President Obama will host President Hu Jintao at the White House. This will be the third State visit of the administration and reciprocates President Obama’s State visit to China in November 2009.
Mr. Donilon and Foreign Minister Yang exchanged views about a broad range of political, economic and security issues. Donilon stressed the importance of effective efforts to reduce imbalances in both the global economy as well as in U.S. – China trade.
The two discussed ways to advance our nonproliferation objectives, including working together to prevent Iran from acquiring nuclear weapons and to persuade North Korea to abandon its nuclear weapons program, to meet its commitments and international obligations, and to avoid destabilizing behavior.
They also agreed on the importance of ensuring that the referendum on southern Sudan proceeds peacefully and on time and that the results be accepted by Sudan and the international community.
The President joined the meeting and reaffirmed his commitment to building a bilateral relationship that is comprehensive in scope, positive in achievement, and cooperative in nature. The President said he looked forward to the visit of President Hu and to the U.S. and China working together effectively to address global challenges.
Yang Jiechi met with U.S. Commerce Secretary Gary Locke on Wednesday, at the Commerce Department to discuss a variety of bilateral trade issues, as well as President Hu Jintao’s upcoming visit.
Locke and Minister Yang had a positive meeting, discussing the U.S.-China commercial relationship, as well as the implementation of commitments made from last month’s Joint Commission on Commerce and Trade. JCCT issues that were touched upon included beef market access, software asset management, indigenous innovation and government procurement.
Locke said he looks forward to President Hu’s visit, and continuing to strengthen the U.S.-China commercial relationship.
During the January visit President Hu’s is expected to highlight the importance of expanding cooperation between the United States and China on bilateral, regional, and global issues, as well as the friendship between the peoples of our two countries.
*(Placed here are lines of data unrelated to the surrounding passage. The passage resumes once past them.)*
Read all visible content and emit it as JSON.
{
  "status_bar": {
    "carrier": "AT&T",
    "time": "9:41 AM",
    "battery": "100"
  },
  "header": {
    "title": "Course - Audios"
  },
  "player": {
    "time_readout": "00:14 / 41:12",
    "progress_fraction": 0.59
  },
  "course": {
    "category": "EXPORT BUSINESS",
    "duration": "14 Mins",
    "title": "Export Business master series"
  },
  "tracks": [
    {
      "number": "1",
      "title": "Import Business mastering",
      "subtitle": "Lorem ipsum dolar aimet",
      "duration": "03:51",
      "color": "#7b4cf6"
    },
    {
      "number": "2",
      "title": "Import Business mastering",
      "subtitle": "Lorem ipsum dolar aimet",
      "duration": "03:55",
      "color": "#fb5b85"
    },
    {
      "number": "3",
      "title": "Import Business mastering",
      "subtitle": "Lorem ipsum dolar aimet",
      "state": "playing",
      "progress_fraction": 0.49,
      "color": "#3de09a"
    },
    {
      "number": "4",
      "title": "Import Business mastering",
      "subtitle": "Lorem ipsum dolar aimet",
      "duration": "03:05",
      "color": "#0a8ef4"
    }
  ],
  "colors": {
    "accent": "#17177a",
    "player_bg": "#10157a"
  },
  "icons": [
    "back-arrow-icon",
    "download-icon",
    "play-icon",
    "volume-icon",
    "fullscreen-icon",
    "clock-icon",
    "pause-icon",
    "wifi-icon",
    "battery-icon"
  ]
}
The President looks forward to welcoming President Hu to Washington to continue building a partnership that advances our common interests and addresses our shared concerns.
The President and Mrs. Obama will host President Hu for an official state dinner on the night of January 19.
Obama and Hu last spoke by phone on December 6, 2010, to discuss the crisis involving North Korea’s sudden nuclear capabilities and of its hostile actions in an attack on a South Korean island.
The two Presidents agreed to work on common interests of peace and stability in Northeast Asia, and for a priority concern of ensuring the denuclearization of the Korean Peninsula continues.